Stability of TCP/AQM Networks Under DDoS Attacks With Design

The current Internet is dramatically suffering the Distributed Denial of Service (DDoS) attacks, in which the perpetrator maliciously makes network resource unavailable to its intended users by temporarily or indefinitely disrupting the services of a host connected to the Internet. In this paper, we investigate an Internet transmission control protocol/active queue management (TCP/AQM) router subject to DDoS attacks. We utilize the time delay control theory to analyze the dynamics of the congestion control windows, and the queues at the router. We derive some explicit conditions under which the TCP/AQM system under DDoS attacks is asymptotically stable.
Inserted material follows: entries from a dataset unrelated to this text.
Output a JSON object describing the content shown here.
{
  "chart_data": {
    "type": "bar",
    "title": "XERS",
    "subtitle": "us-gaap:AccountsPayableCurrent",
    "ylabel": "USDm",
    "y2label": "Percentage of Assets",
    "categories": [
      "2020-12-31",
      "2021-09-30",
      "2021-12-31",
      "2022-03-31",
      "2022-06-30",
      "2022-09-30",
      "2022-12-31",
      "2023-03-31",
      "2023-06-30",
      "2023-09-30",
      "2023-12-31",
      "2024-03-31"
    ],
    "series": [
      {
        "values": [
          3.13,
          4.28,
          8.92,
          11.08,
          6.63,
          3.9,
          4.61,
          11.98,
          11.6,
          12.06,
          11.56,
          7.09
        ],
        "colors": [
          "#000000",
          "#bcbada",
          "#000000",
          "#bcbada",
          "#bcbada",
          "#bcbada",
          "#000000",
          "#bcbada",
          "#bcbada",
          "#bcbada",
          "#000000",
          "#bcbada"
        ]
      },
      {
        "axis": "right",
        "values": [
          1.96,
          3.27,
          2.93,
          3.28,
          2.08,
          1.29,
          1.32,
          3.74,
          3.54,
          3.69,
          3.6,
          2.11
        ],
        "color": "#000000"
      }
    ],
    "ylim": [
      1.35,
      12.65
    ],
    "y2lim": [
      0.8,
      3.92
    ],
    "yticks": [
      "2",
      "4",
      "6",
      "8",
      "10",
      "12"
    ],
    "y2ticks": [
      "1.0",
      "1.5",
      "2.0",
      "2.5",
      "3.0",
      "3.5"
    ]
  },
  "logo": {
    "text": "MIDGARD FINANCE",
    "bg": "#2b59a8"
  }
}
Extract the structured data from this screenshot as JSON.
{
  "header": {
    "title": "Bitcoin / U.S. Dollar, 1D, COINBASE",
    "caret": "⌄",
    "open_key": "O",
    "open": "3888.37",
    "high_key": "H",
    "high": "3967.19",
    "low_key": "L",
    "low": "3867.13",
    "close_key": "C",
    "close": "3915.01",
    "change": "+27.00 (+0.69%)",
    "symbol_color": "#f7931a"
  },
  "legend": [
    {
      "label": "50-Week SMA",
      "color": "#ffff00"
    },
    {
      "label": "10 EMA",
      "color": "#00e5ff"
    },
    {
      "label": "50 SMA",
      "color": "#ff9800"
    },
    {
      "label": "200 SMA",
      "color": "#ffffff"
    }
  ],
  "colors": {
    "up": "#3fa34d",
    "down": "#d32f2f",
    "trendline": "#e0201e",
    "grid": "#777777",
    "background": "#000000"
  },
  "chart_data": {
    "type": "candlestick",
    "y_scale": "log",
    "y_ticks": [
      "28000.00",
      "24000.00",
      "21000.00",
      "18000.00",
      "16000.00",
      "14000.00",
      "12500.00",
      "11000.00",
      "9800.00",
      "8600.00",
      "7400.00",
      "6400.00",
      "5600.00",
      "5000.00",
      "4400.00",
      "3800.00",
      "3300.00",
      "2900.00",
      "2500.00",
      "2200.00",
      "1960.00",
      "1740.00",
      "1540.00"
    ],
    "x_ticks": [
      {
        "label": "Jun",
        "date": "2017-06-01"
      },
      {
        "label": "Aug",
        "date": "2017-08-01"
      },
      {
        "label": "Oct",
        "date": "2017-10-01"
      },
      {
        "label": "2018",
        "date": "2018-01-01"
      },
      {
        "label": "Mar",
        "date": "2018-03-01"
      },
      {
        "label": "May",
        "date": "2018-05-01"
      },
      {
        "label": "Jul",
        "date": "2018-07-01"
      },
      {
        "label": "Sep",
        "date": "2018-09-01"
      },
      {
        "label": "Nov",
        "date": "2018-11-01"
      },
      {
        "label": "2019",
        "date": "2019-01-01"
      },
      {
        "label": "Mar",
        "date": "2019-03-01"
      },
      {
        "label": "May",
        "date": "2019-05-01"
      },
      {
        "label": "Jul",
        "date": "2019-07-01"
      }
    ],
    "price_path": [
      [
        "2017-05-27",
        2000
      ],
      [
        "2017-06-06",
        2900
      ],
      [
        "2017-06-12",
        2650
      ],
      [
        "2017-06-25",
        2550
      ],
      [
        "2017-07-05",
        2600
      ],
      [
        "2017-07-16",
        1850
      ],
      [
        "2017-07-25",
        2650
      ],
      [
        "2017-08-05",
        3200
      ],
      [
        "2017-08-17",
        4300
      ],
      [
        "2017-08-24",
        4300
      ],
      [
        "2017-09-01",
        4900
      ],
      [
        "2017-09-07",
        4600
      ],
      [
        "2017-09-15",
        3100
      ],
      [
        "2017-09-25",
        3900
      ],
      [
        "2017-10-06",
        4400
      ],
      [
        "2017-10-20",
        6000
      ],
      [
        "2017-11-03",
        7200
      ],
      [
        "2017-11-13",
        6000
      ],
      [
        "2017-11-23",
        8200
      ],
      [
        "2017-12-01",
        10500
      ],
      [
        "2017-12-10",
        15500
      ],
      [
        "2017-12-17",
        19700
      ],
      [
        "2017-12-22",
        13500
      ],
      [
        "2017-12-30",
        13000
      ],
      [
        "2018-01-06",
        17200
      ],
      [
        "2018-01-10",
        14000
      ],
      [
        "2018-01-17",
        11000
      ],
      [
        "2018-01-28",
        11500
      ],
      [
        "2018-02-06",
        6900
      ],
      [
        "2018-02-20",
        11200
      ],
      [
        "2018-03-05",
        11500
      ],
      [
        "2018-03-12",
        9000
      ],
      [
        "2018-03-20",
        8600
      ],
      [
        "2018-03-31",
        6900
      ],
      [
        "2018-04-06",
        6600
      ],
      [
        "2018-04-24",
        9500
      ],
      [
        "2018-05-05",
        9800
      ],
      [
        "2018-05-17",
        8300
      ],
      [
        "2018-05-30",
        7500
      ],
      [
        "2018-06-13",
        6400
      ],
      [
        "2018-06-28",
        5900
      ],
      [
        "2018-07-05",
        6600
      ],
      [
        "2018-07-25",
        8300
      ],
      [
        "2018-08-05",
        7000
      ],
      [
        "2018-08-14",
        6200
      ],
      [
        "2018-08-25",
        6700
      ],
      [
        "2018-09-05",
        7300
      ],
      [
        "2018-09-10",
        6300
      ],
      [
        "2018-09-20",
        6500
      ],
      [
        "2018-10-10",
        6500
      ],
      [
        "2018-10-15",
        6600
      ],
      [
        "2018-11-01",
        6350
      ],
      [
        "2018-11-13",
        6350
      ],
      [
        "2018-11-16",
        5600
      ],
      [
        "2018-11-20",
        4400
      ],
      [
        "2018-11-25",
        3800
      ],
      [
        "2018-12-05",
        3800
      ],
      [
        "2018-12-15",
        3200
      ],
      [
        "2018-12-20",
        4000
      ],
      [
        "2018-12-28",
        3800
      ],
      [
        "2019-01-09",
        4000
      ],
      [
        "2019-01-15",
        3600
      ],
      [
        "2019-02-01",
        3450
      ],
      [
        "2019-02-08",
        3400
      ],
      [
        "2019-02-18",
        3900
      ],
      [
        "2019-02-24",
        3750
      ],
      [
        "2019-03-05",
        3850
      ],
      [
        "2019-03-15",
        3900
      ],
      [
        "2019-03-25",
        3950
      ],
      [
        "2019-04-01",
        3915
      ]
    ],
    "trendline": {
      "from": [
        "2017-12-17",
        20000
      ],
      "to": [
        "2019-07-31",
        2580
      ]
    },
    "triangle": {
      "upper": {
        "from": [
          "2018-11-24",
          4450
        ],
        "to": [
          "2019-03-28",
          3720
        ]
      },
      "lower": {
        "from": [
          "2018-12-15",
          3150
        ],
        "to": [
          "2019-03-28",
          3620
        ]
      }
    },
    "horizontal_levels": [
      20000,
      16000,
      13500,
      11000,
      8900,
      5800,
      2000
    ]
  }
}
We discuss the convergence of the queue lengths in the router. Our results suggest that, if the network parameters in the TCP window updating, and control parameters in the AQM algorithm satisfy certain conditions, the TCP/AQM system is stable, and its queue lengths can converge to any given target. This result is important, and promising in terms of applications in that, when the DDoS attacked traffic is differentiated from the legitimate traffic, one is able to choke the DDoS attacks by limiting their rates, and then to improve the bandwidth usage of the normal flows. We illustrate the theoretical results using the network simulation platform $ns2$ , and demonstrate that the controlled network can achieve good performance, enhancing the Internet robustness, and performance against DDoS attacks.